Belfast American Football Writing

I write a column on American Football for a local paper - here you can read the reports a couple of days before they go in print; and my confused waffles...

Thursday, January 18, 2007

One last step to Super Bowl

THERE is just one last step to take for the four teams battling it out tomorrow (Sunday) night to reach Super Bowl XLI in Miami – one step between American Football history and crashing out.

The Conference championship games feature the four teams to emerge after staying the pace throughout the regular season.

In the NFC game the top two seeds will battle it out when the New Orleans Saints visit the Chicago Bears.

“This is the match-up we wanted,” said Chicago corner back Nathan Vasher. “It’s great for us, great for TV, everything. We wanted to see the highest-seeded team and beat the best.”

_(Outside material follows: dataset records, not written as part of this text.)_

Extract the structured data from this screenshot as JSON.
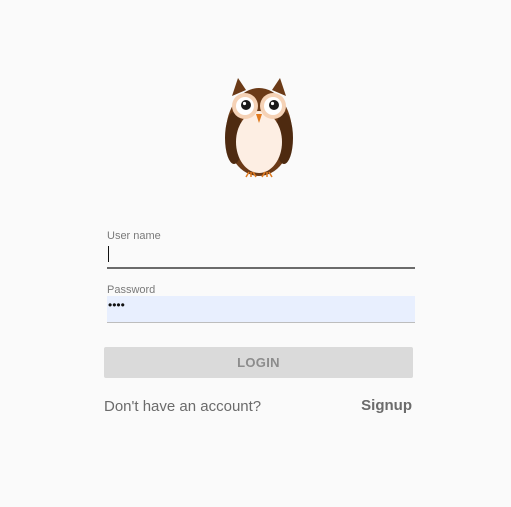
{
  "logo": {
    "icon": "owl-icon"
  },
  "form": {
    "username": {
      "label": "User name",
      "value": ""
    },
    "password": {
      "label": "Password",
      "value": "••••"
    },
    "login_label": "LOGIN"
  },
  "footer": {
    "prompt": "Don't have an account?",
    "signup_label": "Signup"
  },
  "colors": {
    "background": "#fafafa",
    "autofill": "#e8effe",
    "button_disabled": "#dadada",
    "owl_body": "#6b3a17",
    "owl_belly": "#fdeee3"
  }
}
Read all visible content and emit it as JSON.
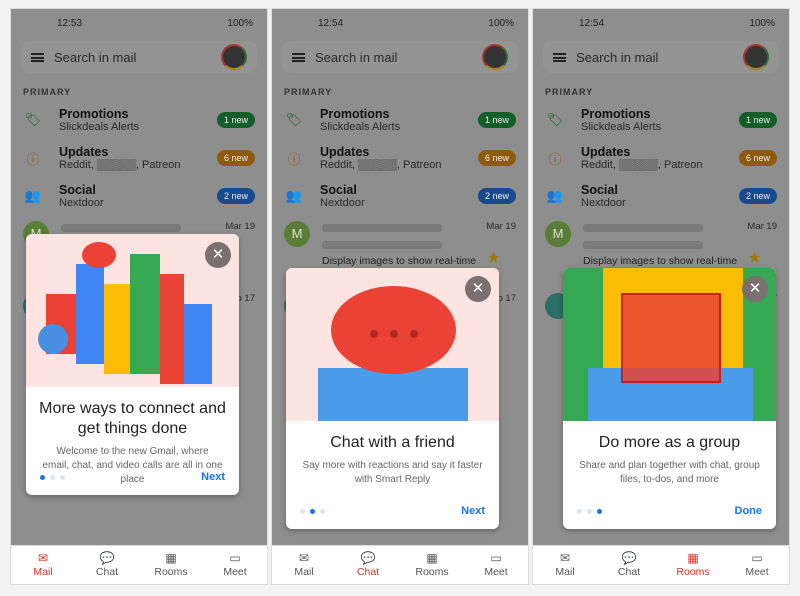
{
  "common": {
    "search_placeholder": "Search in mail",
    "section": "PRIMARY",
    "categories": [
      {
        "title": "Promotions",
        "sub": "Slickdeals Alerts",
        "badge": "1 new",
        "color": "#188038"
      },
      {
        "title": "Updates",
        "sub": "Reddit, ▒▒▒▒▒, Patreon",
        "badge": "6 new",
        "color": "#e37400"
      },
      {
        "title": "Social",
        "sub": "Nextdoor",
        "badge": "2 new",
        "color": "#1967d2"
      }
    ],
    "mail": {
      "avatar": "M",
      "date": "Mar 19",
      "preview": "Display images to show real-time c...",
      "date2": "Feb 17"
    },
    "battery": "100%",
    "nav": [
      "Mail",
      "Chat",
      "Rooms",
      "Meet"
    ],
    "close": "✕"
  },
  "panels": [
    {
      "time": "12:53",
      "title": "More ways to connect and get things done",
      "desc": "Welcome to the new Gmail, where email, chat, and video calls are all in one place",
      "action": "Next",
      "active_tab": "Mail",
      "page": 1
    },
    {
      "time": "12:54",
      "title": "Chat with a friend",
      "desc": "Say more with reactions and say it faster with Smart Reply",
      "action": "Next",
      "active_tab": "Chat",
      "page": 2
    },
    {
      "time": "12:54",
      "title": "Do more as a group",
      "desc": "Share and plan together with chat, group files, to-dos, and more",
      "action": "Done",
      "active_tab": "Rooms",
      "page": 3
    }
  ]
}
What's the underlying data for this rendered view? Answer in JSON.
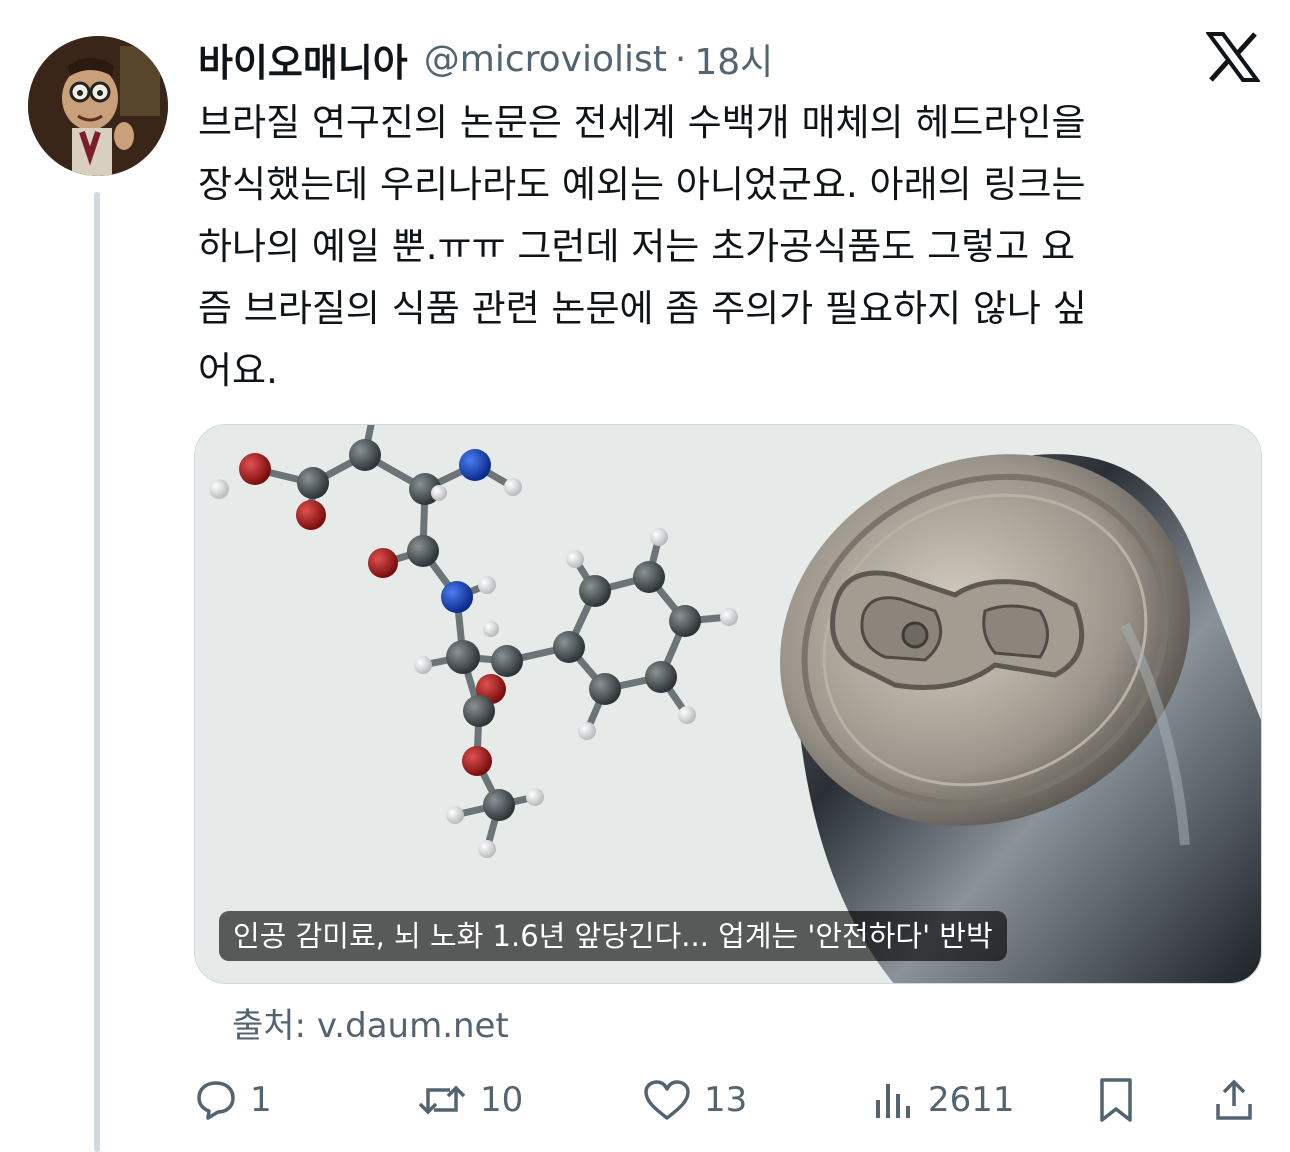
{
  "tweet": {
    "display_name": "바이오매니아",
    "handle": "@microviolist",
    "separator": "·",
    "time": "18시",
    "text_lines": [
      "브라질 연구진의 논문은 전세계 수백개 매체의 헤드라인을",
      "장식했는데 우리나라도 예외는 아니었군요. 아래의 링크는",
      "하나의 예일 뿐.ㅠㅠ 그런데 저는 초가공식품도 그렇고 요",
      "즘 브라질의 식품 관련 논문에 좀 주의가 필요하지 않나 싶",
      "어요."
    ]
  },
  "card": {
    "title": "인공 감미료, 뇌 노화 1.6년 앞당긴다... 업계는 '안전하다' 반박",
    "source": "출처: v.daum.net"
  },
  "actions": {
    "replies": "1",
    "retweets": "10",
    "likes": "13",
    "views": "2611"
  },
  "icons": {
    "platform_logo": "x-logo-icon",
    "reply": "reply-icon",
    "retweet": "retweet-icon",
    "like": "heart-icon",
    "views": "views-chart-icon",
    "bookmark": "bookmark-icon",
    "share": "share-icon"
  },
  "colors": {
    "text_primary": "#0f1419",
    "text_secondary": "#536471",
    "thread_line": "#cfd9de"
  }
}
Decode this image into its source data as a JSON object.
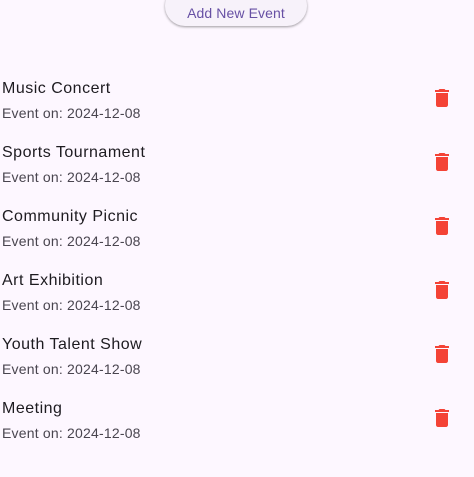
{
  "header": {
    "add_button_label": "Add New Event"
  },
  "colors": {
    "background": "#fdf7ff",
    "accent": "#6750a4",
    "delete_icon": "#f44336"
  },
  "event_date_prefix": "Event on: ",
  "events": [
    {
      "title": "Music Concert",
      "date": "2024-12-08",
      "action_icon": "delete-icon"
    },
    {
      "title": "Sports Tournament",
      "date": "2024-12-08",
      "action_icon": "delete-icon"
    },
    {
      "title": "Community Picnic",
      "date": "2024-12-08",
      "action_icon": "delete-icon"
    },
    {
      "title": "Art Exhibition",
      "date": "2024-12-08",
      "action_icon": "delete-icon"
    },
    {
      "title": "Youth Talent Show",
      "date": "2024-12-08",
      "action_icon": "delete-icon"
    },
    {
      "title": "Meeting",
      "date": "2024-12-08",
      "action_icon": "delete-icon"
    }
  ]
}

It’s January at Soldier Field, so the running game should play a big part in this one. Both teams come equipped with RB tandems. The Saints bring in “the big guy,” as Bears LB Brian Urlacher calls him – 6-1, 232-pound Deuce McCallister – and fleet rookie Reggie Bush.

The pile-moving McAllister rumbled for a Saints playoff-record 143 yards and two TDs in the Divisional. Bush produced some spectacular moves, including a four-yard TD scamper and a 25-yard run that set up a field goal.

The Bears have their own ground-eating tandem in Thomas Jones and Cedric Benson, the second-year runner who has been worked into the rotation more and more recently. The two combined for 1,857 yards this year and 111 yards last week
.
New Orleans – 6-2 on the road this season – arrives with the league’s No. 1 offence, but for all the attention Chicago QB Rex Grossman has received – “he’s taken us to 14 wins,” said head coach Lovie Smith - one stat is overlooked.

In the AFC two teams with identical records and a fierce rivalry, the New Orleans Saints and the Indianapolis Colts come face-to-face.

And for them it will be all about which QB can afford turnovers, with both Tom Brady of New England and Peyton Manning of the Colts susceptible to being picked off when they try to force plays.